Wednesday, January 29, 2003

Death in Holy Orders, by P.D. James

After reading a very good book, I always try to start something completely different, otherwise what I read feels a little disappointing. This time, I started a mystery, Death in Holy Orders, by P.D. James.

Asked by a wealthy businessman to investigate the "accidental" death of his adopted son Ronald, a student at a small theological college in East Anglia, Dalgliesh willingly returns to St. Anselm's, where he had spent happy summers as a teenager. But what was a casual investigation turns into official police business when the archdeacon, another weekend visitor, is found brutally murdered in the locked church.

Is his killing related to Ronald's death or to the recent fatal "heart attack" of the housekeeper who discovered Ronald's body? Or was the archdeacon murdered because he threatened to close the college down? In their usual methodical and careful manner, Dagliesh and his team, Detective Inspectors Kate Miskin and Piers Tarrant, seek answers and a murderer.

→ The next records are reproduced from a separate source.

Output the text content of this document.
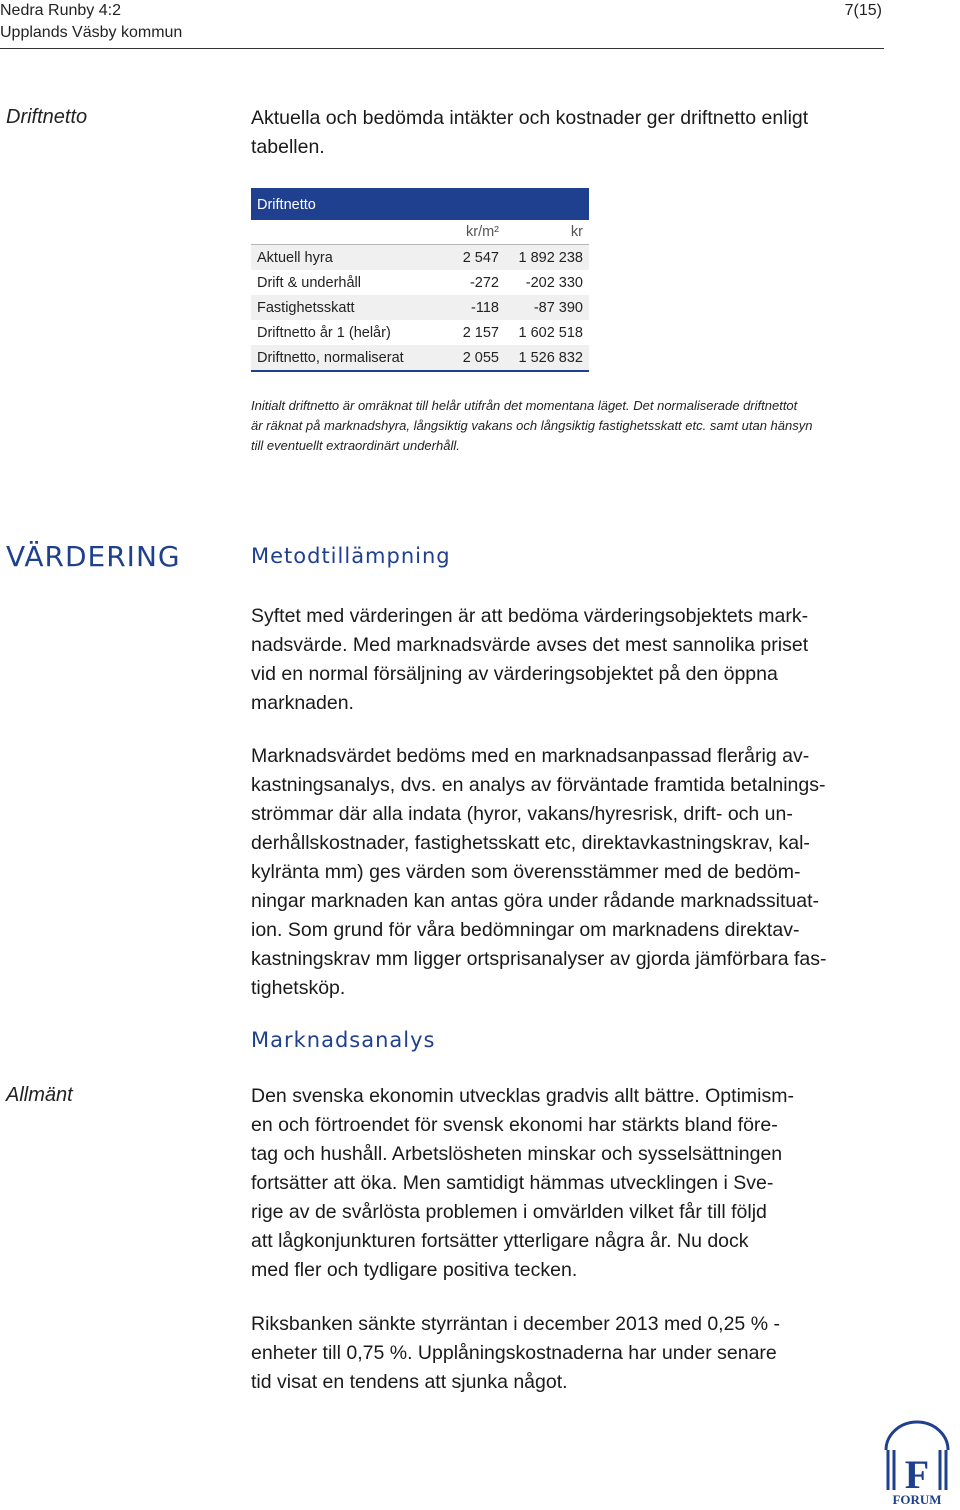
Nedra Runby 4:2
Upplands Väsby kommun
7(15)
Driftnetto	Aktuella och bedömda intäkter och kostnader ger driftnetto enligt
tabellen.
Driftnetto		
	kr/m²	kr
Aktuell hyra	2 547	1 892 238
Drift & underhåll	-272	-202 330
Fastighetsskatt	-118	-87 390
Driftnetto år 1 (helår)	2 157	1 602 518
Driftnetto, normaliserat	2 055	1 526 832
Initialt driftnetto är omräknat till helår utifrån det momentana läget. Det normaliserade driftnettot
är räknat på marknadshyra, långsiktig vakans och långsiktig fastighetsskatt etc. samt utan hänsyn
till eventuellt extraordinärt underhåll.
VÄRDERING	Metodtillämpning
Syftet med värderingen är att bedöma värderingsobjektets mark-
nadsvärde. Med marknadsvärde avses det mest sannolika priset
vid en normal försäljning av värderingsobjektet på den öppna
marknaden.
Marknadsvärdet bedöms med en marknadsanpassad flerårig av-
kastningsanalys, dvs. en analys av förväntade framtida betalnings-
strömmar där alla indata (hyror, vakans/hyresrisk, drift- och un-
derhållskostnader, fastighetsskatt etc, direktavkastningskrav, kal-
kylränta mm) ges värden som överensstämmer med de bedöm-
ningar marknaden kan antas göra under rådande marknadssituat-
ion. Som grund för våra bedömningar om marknadens direktav-
kastningskrav mm ligger ortsprisanalyser av gjorda jämförbara fas-
tighetsköp.
Marknadsanalys
Allmänt	Den svenska ekonomin utvecklas gradvis allt bättre. Optimism-
en och förtroendet för svensk ekonomi har stärkts bland före-
tag och hushåll. Arbetslösheten minskar och sysselsättningen
fortsätter att öka. Men samtidigt hämmas utvecklingen i Sve-
rige av de svårlösta problemen i omvärlden vilket får till följd
att lågkonjunkturen fortsätter ytterligare några år. Nu dock
med fler och tydligare positiva tecken.
Riksbanken sänkte styrräntan i december 2013 med 0,25 % -
enheter till 0,75 %. Upplåningskostnaderna har under senare
tid visat en tendens att sjunka något.
F
FORUM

To tell you the truth, I don't know why I like James's books so much. Actually, yes, I know, she's a genius at characterization, but the thing is, I always feel depressed when I finish her books. And yet I keep reading and enjoying them.

Posted later...

I really don't know what grade to give Death in Holy Orders. It's fascinating as a character study (though some things bothered me), but IMO, it fails as a whodunnit.

The best thing here is the painstaking care the author takes when drawing the characters. These are real people. I like some, dislike others, but they're always real and they act real, except for the one case which makes the whodunnit not work.

However, I'm not sure I like the characters the author would want me to like. Dalgliesh, our protagonist, for instance, came across to me as very judgemental, and I never liked him much. The scene where he interviews Eric and Karen Surtees is a perfect example of this. He's terribly hostile to them, especially Karen.

The worse thing is that this is the same character who doesn't turn a hair when hearing one of the priests there served time for sexually abusing minors. That bothered me, how everyone seemed to take the view that Father John was to be pitied and somehow hadn't deserved to suffer. And it wasn't just one character who seemed to feel that, there were enough that I'm pretty sure I know what James' position is, and I don't like this at all.

I also felt James was too heavy handed when characterizing all believers as good and all non-believers as bad. Every atheist or agnostic here is morally bankrupt, maybe except one of the other detectives. As an agnostic myself, this was a big turn-off.

The resolution of the murders was foolish. I never believed the murderer would have done what he did for the reasons stated. It didn't make any sense.

I'd give this an A- for the setting and atmosphere and the characterization and a C for the resolution of the murders. Final grade: B.